Generalmente leggo con distrazione i titoloni che denunciano la presenza di lucertole, topi o addirittura femori su Marte riconosciuti tra le rocce fotografate dai rover. Convengo che alcune pietre hanno sembianze intriganti ma anche sulla Terra, se guardassimo attentamente, potremmo scoprire un bel repertorio di forme strane. Tuttavia, in questo caso, ad incuriosirmi è stata la connotazione apparentemente tecnica dell'argomento.
Il "sasso" (per restare in tema!) è stato lanciato dal blog Mistero bUFO di Flavio Vanetti, ospitato dal Corriere della Sera (di cui, perdonatemi, eviterò di linkare l'articolo).

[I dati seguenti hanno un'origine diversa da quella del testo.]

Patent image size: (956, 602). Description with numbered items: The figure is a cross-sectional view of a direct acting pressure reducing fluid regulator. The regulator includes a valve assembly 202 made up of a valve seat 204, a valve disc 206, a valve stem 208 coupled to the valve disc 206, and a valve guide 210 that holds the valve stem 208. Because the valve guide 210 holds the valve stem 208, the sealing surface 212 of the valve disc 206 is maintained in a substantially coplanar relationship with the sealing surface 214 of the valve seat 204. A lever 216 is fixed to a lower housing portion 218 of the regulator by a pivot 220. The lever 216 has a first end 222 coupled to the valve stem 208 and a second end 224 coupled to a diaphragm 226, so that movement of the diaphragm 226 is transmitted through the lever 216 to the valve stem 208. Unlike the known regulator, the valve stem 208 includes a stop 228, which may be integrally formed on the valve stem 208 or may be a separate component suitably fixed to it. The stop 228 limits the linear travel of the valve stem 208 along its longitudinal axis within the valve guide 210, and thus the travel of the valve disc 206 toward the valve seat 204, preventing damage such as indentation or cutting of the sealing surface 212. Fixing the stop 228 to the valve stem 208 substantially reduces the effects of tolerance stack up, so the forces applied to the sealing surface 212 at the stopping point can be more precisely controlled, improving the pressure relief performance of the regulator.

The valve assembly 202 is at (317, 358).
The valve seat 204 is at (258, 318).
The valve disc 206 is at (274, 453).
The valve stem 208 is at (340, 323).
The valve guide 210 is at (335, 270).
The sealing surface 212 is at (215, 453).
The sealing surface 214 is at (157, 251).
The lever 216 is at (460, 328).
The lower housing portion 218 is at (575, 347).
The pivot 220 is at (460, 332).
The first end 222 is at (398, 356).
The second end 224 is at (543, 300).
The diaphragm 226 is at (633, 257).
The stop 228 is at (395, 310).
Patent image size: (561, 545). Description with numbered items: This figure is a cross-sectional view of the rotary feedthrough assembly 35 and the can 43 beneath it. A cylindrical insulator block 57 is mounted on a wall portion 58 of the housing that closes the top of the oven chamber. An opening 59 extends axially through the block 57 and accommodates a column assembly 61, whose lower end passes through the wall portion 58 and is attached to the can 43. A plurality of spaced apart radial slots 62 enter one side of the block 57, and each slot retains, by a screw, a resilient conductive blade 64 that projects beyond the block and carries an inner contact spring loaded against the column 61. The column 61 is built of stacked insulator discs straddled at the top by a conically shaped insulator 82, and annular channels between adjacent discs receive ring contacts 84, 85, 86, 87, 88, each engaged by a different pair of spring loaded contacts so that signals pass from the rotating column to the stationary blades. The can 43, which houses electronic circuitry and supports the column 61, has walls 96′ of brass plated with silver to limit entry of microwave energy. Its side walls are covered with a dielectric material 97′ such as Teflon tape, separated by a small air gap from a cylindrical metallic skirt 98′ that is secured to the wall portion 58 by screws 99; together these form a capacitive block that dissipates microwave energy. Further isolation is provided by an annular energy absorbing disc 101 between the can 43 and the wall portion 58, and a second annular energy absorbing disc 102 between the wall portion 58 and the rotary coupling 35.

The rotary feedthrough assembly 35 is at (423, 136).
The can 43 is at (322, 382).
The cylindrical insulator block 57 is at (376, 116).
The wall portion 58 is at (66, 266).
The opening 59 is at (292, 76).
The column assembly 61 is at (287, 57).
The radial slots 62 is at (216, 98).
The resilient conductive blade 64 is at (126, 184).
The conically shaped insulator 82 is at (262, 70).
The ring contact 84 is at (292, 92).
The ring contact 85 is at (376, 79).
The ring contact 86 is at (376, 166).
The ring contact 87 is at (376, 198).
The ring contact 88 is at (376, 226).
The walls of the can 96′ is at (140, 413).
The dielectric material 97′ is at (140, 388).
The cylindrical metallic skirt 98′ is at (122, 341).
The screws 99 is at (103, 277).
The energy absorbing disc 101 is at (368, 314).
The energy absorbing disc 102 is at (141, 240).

Il titolo cita: "Marte, il copia-incolla della Nasa (con "sfumino")".
Il breve post, con riferimento all'immagine pubblicata nel PhotoJournal della NASA, un mosaico dell'affioramento " Missoula" incontrato da Curiosity vicino a Marias Pass, afferma che la foto contiene evidenti " copia e incolla" utilizzati per divulgare " informazioni ingannevoli". Oltre a chiedersi " cosa si affannano a nasconderci i signori della Nasa", si ironizza sul presunto uso dello "sfumino", noto strumento di fotoritocco!
In apertura, l'immagine PIA19829, pubblicata sul blog, con le aree incriminate evidenziate.
In rete, sono prontamente apparse diverse repliche con i chiarimenti del caso, alcune, però, solo parzialmente corrette e talvolta incomplete. Di qui, per non dar adito ad ulteriori dubbi, è nata l'idea di un breve approfondimento.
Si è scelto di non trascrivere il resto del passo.